Everyone over the age of eleven is hugely enthusiastic as the stop-off offers a quiet eating area for contemplation and reflection, but three steps inside the automatic doors it becomes obvious that both the B and Girls’ squads are already in situ and the chance of a relaxing and noiseless thirty seconds is shelved for the foreseeable.

Coach Harris emerges from the BK counter clutching a monstrous offering containing at least three beef patties and a fistful of gherkins, while Obieri returns to the KFC outlet for seconds, about four seconds after finishing his previous round of seconds. Three people consume cartons of seemingly pretty cold stuff, leading to Millward, palms on temples and eyes bulging like a clip from a Hallowe’en movie, hollering something about ‘brain freeze’, which at best seems to be a complete contradiction in terms.

The remainder of the journey is a panoply of songs familiar only to those situated behind the front seat, with (apparently) ‘Firework’, ‘Man Don’t Dance’ and ‘Roar’ just three of the incoherent numbers destroyed by the GPSFA 18/19 mini bus choir. At least the final offering, ‘Football’s Coming Home…We’re Coming Home’, has a slightly more familiar feel to it, though the overall effect is strikingly similar to that which has gone before.

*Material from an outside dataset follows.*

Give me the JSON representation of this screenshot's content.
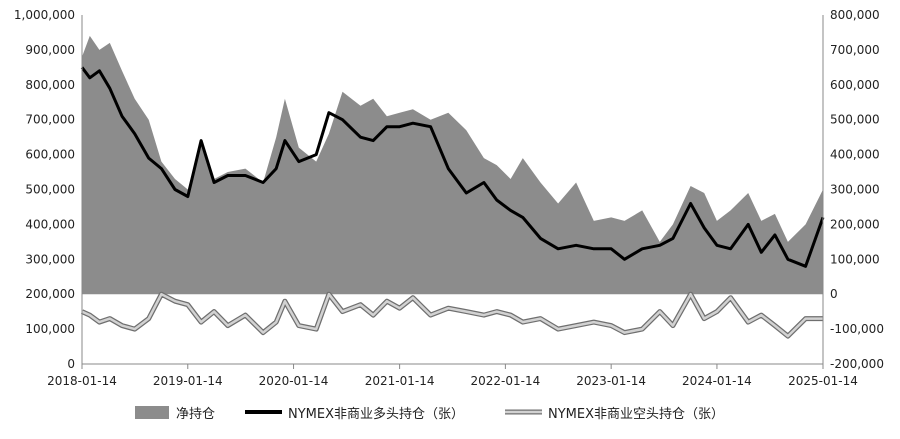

Up the road, Webby’s in temporary charge at the Hartwell & Spiers today, following Rico’s midweek decision to up sticks and move to Hereford. Alongside him is his old mate Greener (GPSFA captain 1995/96) as the pair seek to plot a way past the world- renowned force that is Dorking Wanderers to reach the heady heights of the 4th round of the FA Cup (4th Qualifying Round, that is). It doesn’t quite go to plan, but it does go to a replay, proving that however many tributes you’ve received in the previous few days, the here and now is all important.

Never think past success has anything to do with the present; never think because you did well last time, you’ll do well today; never think because you had ten out of ten on Monday, that Tuesday will prove to be equally successful, or that three out of ten on Wednesday means that Thursday won’t yield great and wonderful things. Successful people know that the only important day is today, the only important minute is now and the only history that’s of any real significance is that which you make yourself.

The past is a fascinating subject, but in terms of impacting on success, it is just as the great industrialist Henry Ford famously explained to the Chicago public exactly 102 years ago. ‘History,’ he said, ‘is bunk!’

Gloucester: High Definition; May, Millward, Caple, Freeman; Myatt, Pathfinder, Jones, Fieldhouse, Obieri. Physio: Vye.